Es sei schwer vorstellbar, dass NSN in seinem derzeitigen Zustand einen Käufer finde, zitierte die "Financial Times Deutschland" einen ungenannten Private-Equity-Manager. Siemens, Nokia und NSN wollten sich dazu nicht äußern.

Siemens hadert seit längerem mit der verlustreiche NSN. Nach der jüngsten Abschreibung von gut 900 Mio. Euro auf Nokias Hälfte seien nun beide Partner zu einer Trennung bereit, zitierte das Blatt Unternehmenskreise.

Siemens-Finanzchef Joe Kaeser hatte zuletzt angekündigt, sein Haus werde die Probleme bei der verlustreichen NSN "aktiv angehen". Zuvor hatte er betont, der Konzern betrachte seinen Anteil an NSN nicht mehr als strategisch. Nokia und Siemens haben sich bei NSN vertraglich bis 2013 gebunden. Analysten geben NSN als eigenständigem Unternehmen im globalen Preiskampf im Markt für Telefonnetze aber kaum eine langfristige Chance. Sie rechnen weithin mit einer noch stärkeren Konsolidierung in der Branche.

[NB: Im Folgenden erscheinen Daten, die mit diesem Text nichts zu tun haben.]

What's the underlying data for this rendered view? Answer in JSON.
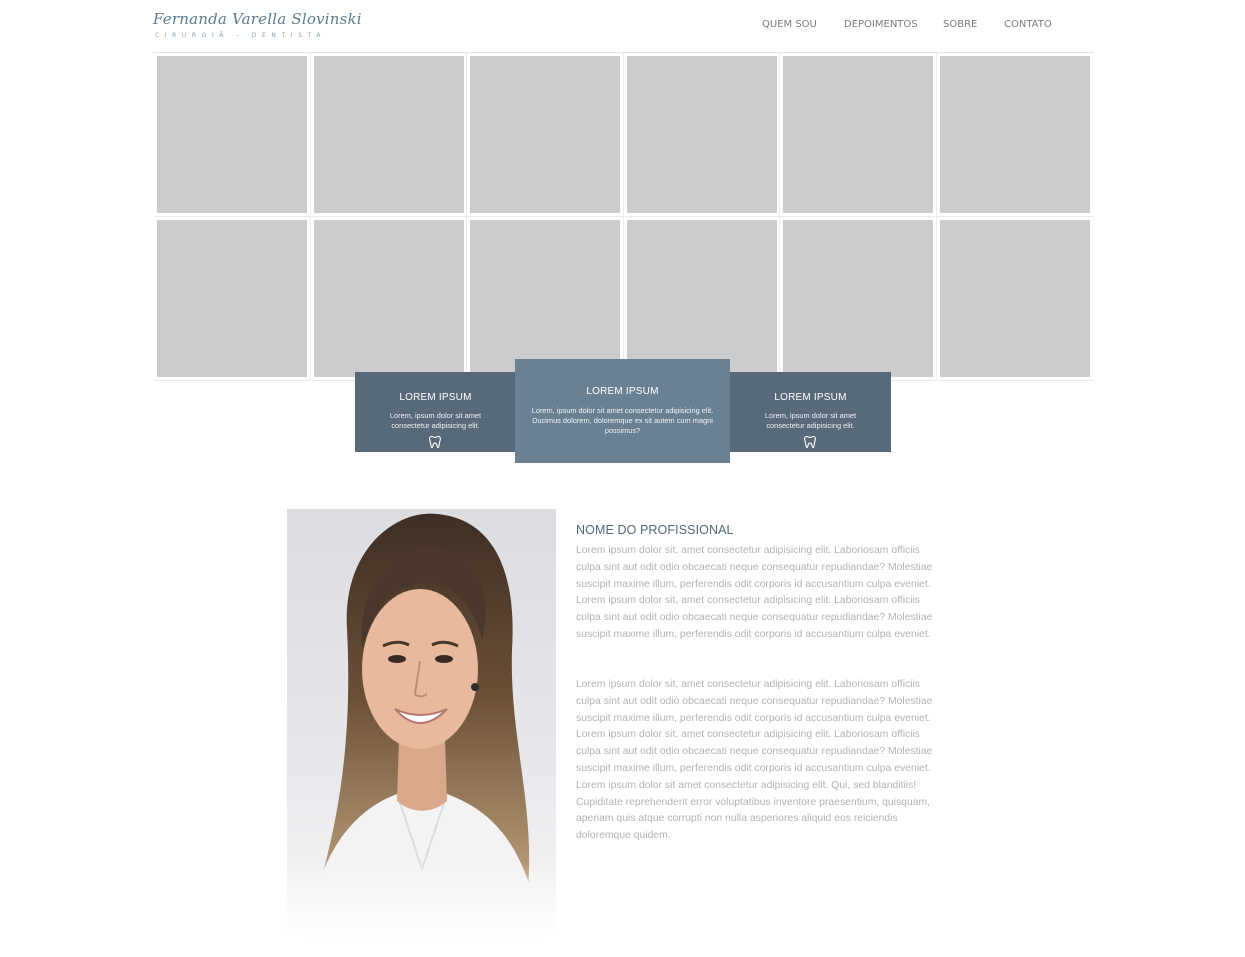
{
  "header": {
    "logo_name": "Fernanda Varella Slovinski",
    "logo_subtitle": "CIRURGIÃ - DENTISTA",
    "nav": [
      "QUEM SOU",
      "DEPOIMENTOS",
      "SOBRE",
      "CONTATO"
    ]
  },
  "gallery": {
    "rows": 2,
    "columns": 6
  },
  "cards": [
    {
      "title": "LOREM IPSUM",
      "text": "Lorem, ipsum dolor sit amet consectetur adipisicing elit.",
      "icon": "tooth-icon"
    },
    {
      "title": "LOREM IPSUM",
      "text": "Lorem, ipsum dolor sit amet consectetur adipisicing elit. Ducimus dolorem, doloremque ex sit autem cum magni possimus?"
    },
    {
      "title": "LOREM IPSUM",
      "text": "Lorem, ipsum dolor sit amet consectetur adipisicing elit.",
      "icon": "tooth-icon"
    }
  ],
  "profile": {
    "name": "NOME DO PROFISSIONAL",
    "bio": [
      "Lorem ipsum dolor sit, amet consectetur adipisicing elit. Laboriosam officiis culpa sint aut odit odio obcaecati neque consequatur repudiandae? Molestiae suscipit maxime illum, perferendis odit corporis id accusantium culpa eveniet. Lorem ipsum dolor sit, amet consectetur adipisicing elit. Laboriosam officiis culpa sint aut odit odio obcaecati neque consequatur repudiandae? Molestiae suscipit maxime illum, perferendis odit corporis id accusantium culpa eveniet.",
      "Lorem ipsum dolor sit, amet consectetur adipisicing elit. Laboriosam officiis culpa sint aut odit odio obcaecati neque consequatur repudiandae? Molestiae suscipit maxime illum, perferendis odit corporis id accusantium culpa eveniet. Lorem ipsum dolor sit, amet consectetur adipisicing elit. Laboriosam officiis culpa sint aut odit odio obcaecati neque consequatur repudiandae? Molestiae suscipit maxime illum, perferendis odit corporis id accusantium culpa eveniet. Lorem ipsum dolor sit amet consectetur adipisicing elit. Qui, sed blanditiis! Cupiditate reprehenderit error voluptatibus inventore praesentium, quisquam, aperiam quis atque corrupti non nulla asperiores aliquid eos reiciendis doloremque quidem."
    ]
  },
  "colors": {
    "card_dark": "#586a79",
    "card_highlight": "#6a8193",
    "placeholder": "#cccccc",
    "heading": "#53687a",
    "body_text": "#b3b3b3"
  }
}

NSN hatte zuletzt bei der Auktion des nordamerikanischen Mobilfunkgeschäfts der insolventen Nortel einen herben Rückschlag erlitten. Das Unternehmen musste die Sparte in einer Auktion wegen mangelnder finanzieller Unterstützung der beiden Eigentümer dem schwedischen Rivalen Ericsson überlassen. NSN-Chef Simon Beresford-Wyile trat wenig später zurück.